Soon he was back on the streets before being admitted to a psychiatric hospital, but he was homeless again upon his release. His wife was living house to house with relatives.


Finally, Gerald Liebmann joined the Victory Outreach Rehabilitation Center, a ministry of Victory Outreach International, which was founded by Sonny Arguinzoni and now has more than 500 churches across the United States.


“I met the Lord one week later,” Gerald Liebmann said. “Nicky Cruz was preaching at a Victory Outreach Conference. I knelt down with my whole body shaking. I knew I wouldn’t go back to the old life.”


That was Aug. 14, 1987. Tracy Liebmann accepted Christ the following year. “I never knew there was a whole world of Christianity where you could be happy,” she told Charisma. “I didn’t know love until I felt it at Victory Outreach.”

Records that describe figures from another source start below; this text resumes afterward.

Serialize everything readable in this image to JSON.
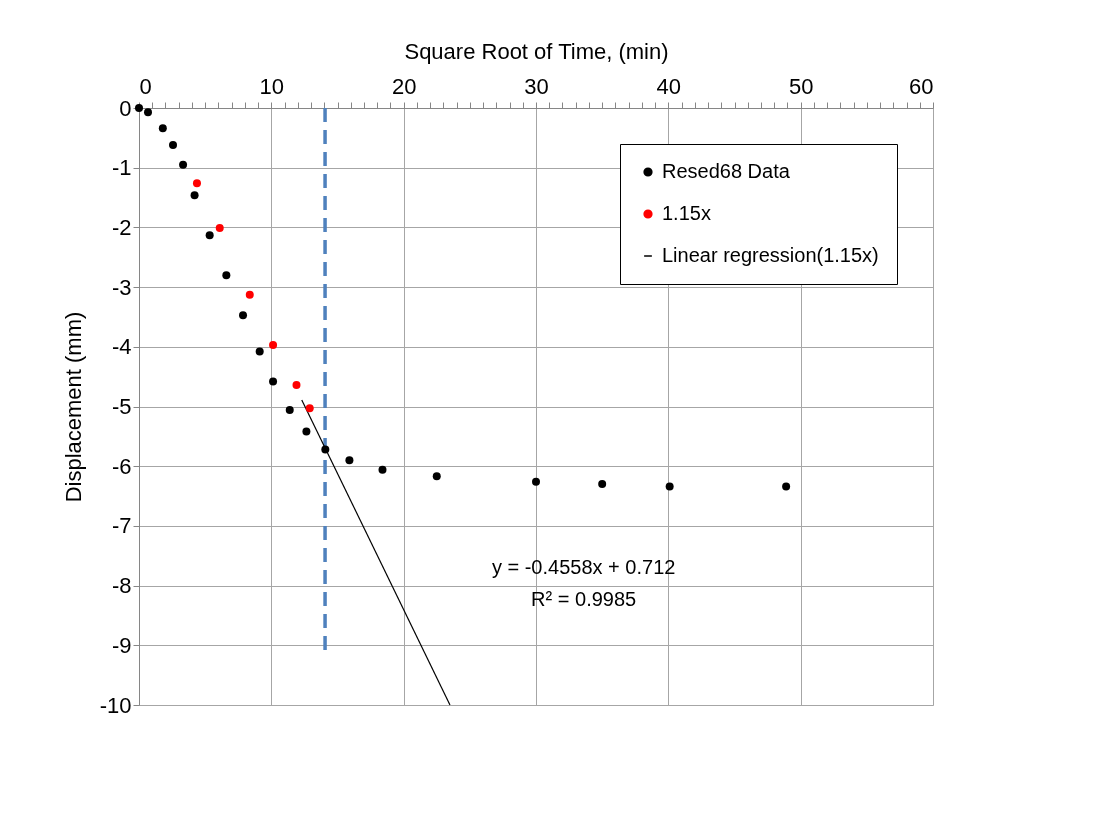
{
  "chart_data": {
    "type": "scatter",
    "xlabel": "Square Root of Time, (min)",
    "ylabel": "Displacement  (mm)",
    "xlim": [
      0,
      60
    ],
    "ylim": [
      -10,
      0
    ],
    "xticks": [
      0,
      {
        "value": 1,
        "label": null
      },
      {
        "value": 2,
        "label": null
      },
      {
        "value": 3,
        "label": null
      },
      {
        "value": 4,
        "label": null
      },
      {
        "value": 5,
        "label": null
      },
      {
        "value": 6,
        "label": null
      },
      {
        "value": 7,
        "label": null
      },
      {
        "value": 8,
        "label": null
      },
      {
        "value": 9,
        "label": null
      },
      10,
      {
        "value": 11,
        "label": null
      },
      {
        "value": 12,
        "label": null
      },
      {
        "value": 13,
        "label": null
      },
      {
        "value": 14,
        "label": null
      },
      {
        "value": 15,
        "label": null
      },
      {
        "value": 16,
        "label": null
      },
      {
        "value": 17,
        "label": null
      },
      {
        "value": 18,
        "label": null
      },
      {
        "value": 19,
        "label": null
      },
      20,
      {
        "value": 21,
        "label": null
      },
      {
        "value": 22,
        "label": null
      },
      {
        "value": 23,
        "label": null
      },
      {
        "value": 24,
        "label": null
      },
      {
        "value": 25,
        "label": null
      },
      {
        "value": 26,
        "label": null
      },
      {
        "value": 27,
        "label": null
      },
      {
        "value": 28,
        "label": null
      },
      {
        "value": 29,
        "label": null
      },
      30,
      {
        "value": 31,
        "label": null
      },
      {
        "value": 32,
        "label": null
      },
      {
        "value": 33,
        "label": null
      },
      {
        "value": 34,
        "label": null
      },
      {
        "value": 35,
        "label": null
      },
      {
        "value": 36,
        "label": null
      },
      {
        "value": 37,
        "label": null
      },
      {
        "value": 38,
        "label": null
      },
      {
        "value": 39,
        "label": null
      },
      40,
      {
        "value": 41,
        "label": null
      },
      {
        "value": 42,
        "label": null
      },
      {
        "value": 43,
        "label": null
      },
      {
        "value": 44,
        "label": null
      },
      {
        "value": 45,
        "label": null
      },
      {
        "value": 46,
        "label": null
      },
      {
        "value": 47,
        "label": null
      },
      {
        "value": 48,
        "label": null
      },
      {
        "value": 49,
        "label": null
      },
      50,
      {
        "value": 51,
        "label": null
      },
      {
        "value": 52,
        "label": null
      },
      {
        "value": 53,
        "label": null
      },
      {
        "value": 54,
        "label": null
      },
      {
        "value": 55,
        "label": null
      },
      {
        "value": 56,
        "label": null
      },
      {
        "value": 57,
        "label": null
      },
      {
        "value": 58,
        "label": null
      },
      {
        "value": 59,
        "label": null
      },
      60
    ],
    "yticks": [
      0,
      -1,
      -2,
      -3,
      -4,
      -5,
      -6,
      -7,
      -8,
      -9,
      -10
    ],
    "grid": true,
    "legend": "top right",
    "series": [
      {
        "name": "Resed68 Data",
        "marker": "circle",
        "color": "#000000",
        "x": [
          0,
          0.68,
          1.8,
          2.57,
          3.33,
          4.2,
          5.34,
          6.6,
          7.86,
          9.12,
          10.13,
          11.39,
          12.65,
          14.08,
          15.9,
          18.4,
          22.5,
          30,
          35,
          40.1,
          48.9
        ],
        "values": [
          0,
          -0.07,
          -0.34,
          -0.62,
          -0.95,
          -1.46,
          -2.13,
          -2.8,
          -3.47,
          -4.08,
          -4.58,
          -5.06,
          -5.42,
          -5.72,
          -5.9,
          -6.06,
          -6.17,
          -6.26,
          -6.3,
          -6.34,
          -6.34
        ]
      },
      {
        "name": "1.15x",
        "marker": "circle",
        "color": "#ff0000",
        "x": [
          4.38,
          6.1,
          8.37,
          10.13,
          11.9,
          12.9
        ],
        "values": [
          -1.26,
          -2.01,
          -3.13,
          -3.97,
          -4.64,
          -5.03
        ]
      },
      {
        "name": "Linear regression(1.15x)",
        "type": "line",
        "marker": "none",
        "line_style": "solid",
        "color": "#000000",
        "x": [
          12.3,
          23.5
        ],
        "values": [
          -4.89,
          -10
        ]
      },
      {
        "type": "line",
        "marker": "none",
        "line_style": "dashed",
        "color": "#4f81bd",
        "x": [
          14.06,
          14.06
        ],
        "values": [
          0,
          -9.1
        ]
      }
    ],
    "annotations": [
      "y = -0.4558x + 0.712",
      "R² = 0.9985"
    ]
  }
}
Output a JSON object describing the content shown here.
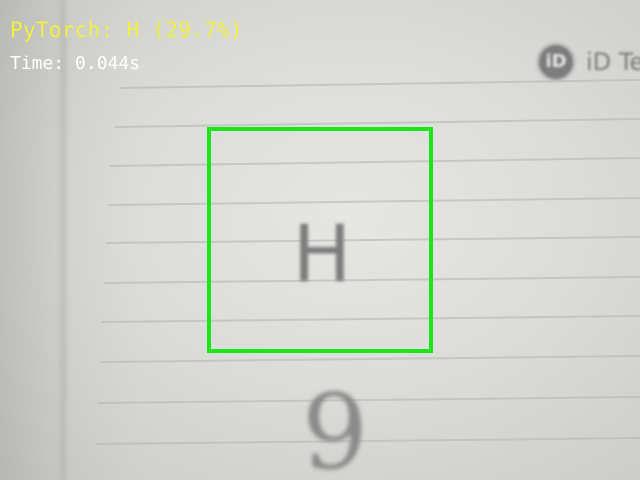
{
  "overlay": {
    "prediction": "PyTorch: H (29.7%)",
    "time": "Time: 0.044s"
  },
  "scene": {
    "logo_mark": "iD",
    "logo_text": "iD Te",
    "handwritten_letter": "H",
    "handwritten_digit": "9"
  },
  "colors": {
    "roi_box": "#19e619",
    "prediction_text": "#f0f040",
    "time_text": "#ffffff"
  }
}
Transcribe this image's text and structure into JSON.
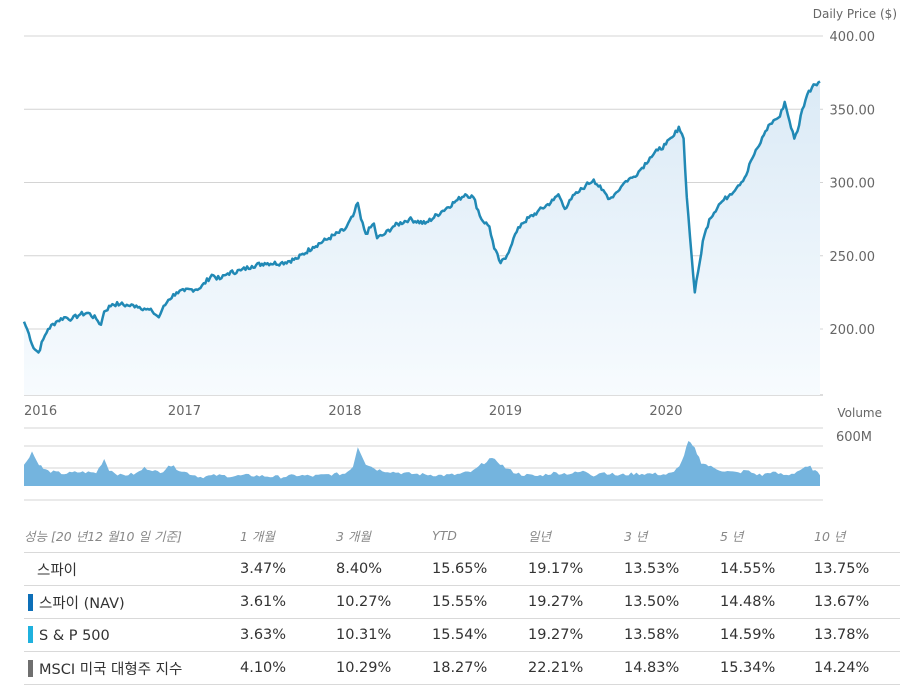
{
  "colors": {
    "line": "#2189b5",
    "fill_top": "#dbeaf6",
    "fill_bottom": "#f7fbfe",
    "grid": "#d4d4d4",
    "volume": "#74b4de",
    "nav": "#0d6fb8",
    "sp500": "#1fb1de",
    "msci": "#6f6f6f"
  },
  "chart_data": [
    {
      "type": "line",
      "ylabel": "Daily Price ($)",
      "y_ticks": [
        "400.00",
        "350.00",
        "300.00",
        "250.00",
        "200.00"
      ],
      "ylim": [
        155,
        400
      ],
      "x_ticks": [
        "2016",
        "2017",
        "2018",
        "2019",
        "2020"
      ],
      "xlim": [
        2016.0,
        2020.96
      ],
      "grid": true,
      "series": [
        {
          "x": [
            2016.0,
            2016.03,
            2016.06,
            2016.09,
            2016.12,
            2016.15,
            2016.2,
            2016.25,
            2016.3,
            2016.35,
            2016.4,
            2016.45,
            2016.48,
            2016.5,
            2016.55,
            2016.6,
            2016.65,
            2016.7,
            2016.75,
            2016.8,
            2016.84,
            2016.86,
            2016.9,
            2016.95,
            2017.0,
            2017.1,
            2017.17,
            2017.22,
            2017.27,
            2017.35,
            2017.42,
            2017.5,
            2017.6,
            2017.7,
            2017.8,
            2017.9,
            2018.0,
            2018.05,
            2018.08,
            2018.1,
            2018.13,
            2018.18,
            2018.2,
            2018.25,
            2018.3,
            2018.4,
            2018.5,
            2018.6,
            2018.7,
            2018.75,
            2018.8,
            2018.85,
            2018.9,
            2018.93,
            2018.97,
            2019.0,
            2019.05,
            2019.1,
            2019.2,
            2019.3,
            2019.33,
            2019.37,
            2019.4,
            2019.45,
            2019.5,
            2019.55,
            2019.6,
            2019.65,
            2019.68,
            2019.72,
            2019.75,
            2019.8,
            2019.85,
            2019.9,
            2019.95,
            2020.0,
            2020.05,
            2020.08,
            2020.11,
            2020.13,
            2020.16,
            2020.18,
            2020.21,
            2020.23,
            2020.27,
            2020.33,
            2020.4,
            2020.45,
            2020.5,
            2020.53,
            2020.58,
            2020.62,
            2020.65,
            2020.68,
            2020.71,
            2020.74,
            2020.77,
            2020.8,
            2020.82,
            2020.85,
            2020.88,
            2020.92,
            2020.96
          ],
          "values": [
            205,
            197,
            187,
            184,
            193,
            200,
            205,
            208,
            207,
            210,
            211,
            207,
            203,
            212,
            217,
            217,
            216,
            216,
            214,
            212,
            208,
            213,
            220,
            225,
            226,
            228,
            237,
            234,
            238,
            240,
            243,
            245,
            245,
            248,
            256,
            262,
            268,
            277,
            286,
            275,
            265,
            272,
            262,
            265,
            270,
            275,
            272,
            280,
            288,
            292,
            290,
            275,
            270,
            255,
            245,
            248,
            262,
            272,
            280,
            288,
            292,
            282,
            288,
            293,
            298,
            302,
            295,
            289,
            292,
            297,
            301,
            304,
            310,
            317,
            322,
            326,
            332,
            338,
            330,
            290,
            250,
            225,
            245,
            260,
            275,
            285,
            292,
            298,
            305,
            315,
            325,
            335,
            340,
            343,
            345,
            355,
            342,
            330,
            335,
            350,
            360,
            367,
            369
          ]
        }
      ]
    },
    {
      "type": "area",
      "ylabel": "Volume",
      "y_ticks": [
        "600M"
      ],
      "ylim": [
        0,
        740
      ],
      "x": [
        2016.0,
        2016.05,
        2016.08,
        2016.12,
        2016.15,
        2016.25,
        2016.35,
        2016.45,
        2016.5,
        2016.53,
        2016.6,
        2016.7,
        2016.75,
        2016.8,
        2016.85,
        2016.9,
        2017.0,
        2017.1,
        2017.2,
        2017.3,
        2017.4,
        2017.5,
        2017.6,
        2017.7,
        2017.8,
        2017.9,
        2018.0,
        2018.05,
        2018.08,
        2018.13,
        2018.2,
        2018.3,
        2018.4,
        2018.5,
        2018.6,
        2018.7,
        2018.8,
        2018.85,
        2018.9,
        2018.95,
        2019.0,
        2019.05,
        2019.1,
        2019.2,
        2019.3,
        2019.4,
        2019.5,
        2019.55,
        2019.6,
        2019.7,
        2019.8,
        2019.9,
        2020.0,
        2020.05,
        2020.1,
        2020.14,
        2020.18,
        2020.22,
        2020.28,
        2020.35,
        2020.4,
        2020.45,
        2020.5,
        2020.55,
        2020.6,
        2020.65,
        2020.7,
        2020.75,
        2020.8,
        2020.85,
        2020.9,
        2020.96
      ],
      "values": [
        250,
        420,
        300,
        210,
        180,
        150,
        170,
        160,
        330,
        200,
        130,
        150,
        220,
        200,
        150,
        260,
        170,
        110,
        130,
        120,
        130,
        120,
        110,
        130,
        120,
        140,
        150,
        240,
        480,
        270,
        200,
        170,
        150,
        140,
        130,
        140,
        180,
        260,
        330,
        300,
        220,
        170,
        140,
        120,
        160,
        150,
        180,
        130,
        170,
        130,
        150,
        150,
        140,
        160,
        300,
        540,
        450,
        290,
        230,
        190,
        170,
        160,
        190,
        150,
        130,
        170,
        150,
        130,
        160,
        210,
        230,
        130
      ]
    }
  ],
  "table": {
    "headers": [
      "성능 [20 년12 월10 일 기준]",
      "1 개월",
      "3 개월",
      "YTD",
      "일년",
      "3 년",
      "5 년",
      "10 년"
    ],
    "rows": [
      {
        "name": "스파이",
        "swatch": "",
        "link": false,
        "values": [
          "3.47%",
          "8.40%",
          "15.65%",
          "19.17%",
          "13.53%",
          "14.55%",
          "13.75%"
        ]
      },
      {
        "name": "스파이 (NAV)",
        "swatch": "nav",
        "link": false,
        "values": [
          "3.61%",
          "10.27%",
          "15.55%",
          "19.27%",
          "13.50%",
          "14.48%",
          "13.67%"
        ]
      },
      {
        "name": "S & P 500",
        "swatch": "sp500",
        "link": true,
        "values": [
          "3.63%",
          "10.31%",
          "15.54%",
          "19.27%",
          "13.58%",
          "14.59%",
          "13.78%"
        ]
      },
      {
        "name": "MSCI 미국 대형주 지수",
        "swatch": "msci",
        "link": false,
        "values": [
          "4.10%",
          "10.29%",
          "18.27%",
          "22.21%",
          "14.83%",
          "15.34%",
          "14.24%"
        ]
      }
    ]
  }
}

For seven years, the Liebmanns were mentored by Victory Outreach staff, then became mentors themselves. “If you’ve been a wounded soldier, you know what the wounds of another feel like,” Gerald Liebmann said.


The Liebmanns eventually planted a church in California. Describing himself as an Italian with a Jewish name–though he believes his aunt’s claim that he is Jewish–Gerald Liebmann later began attending Messianic Jewish events. “As I was praying, God said: ‘I want you to go to My people.’ It was like a light bulb. From then on, Israel was deep inside me.”


The Liebmanns moved to Jerusalem in 1999, hoping to see homeless men like Oleg Fiegleman touched by the same love that transformed them. A Russian immigrant and former music teacher, Fiegleman hoped to make a living in Israel but found himself drinking night and day. “I didn’t even know what country I was in,” he says today.


That was before he met the Liebmanns. Now the worship leader for the church that meets in the Liebmanns’ home, Fiegleman says: “I never heard please or thank you before. … I’m treated like a human being here. God has given me this chance.”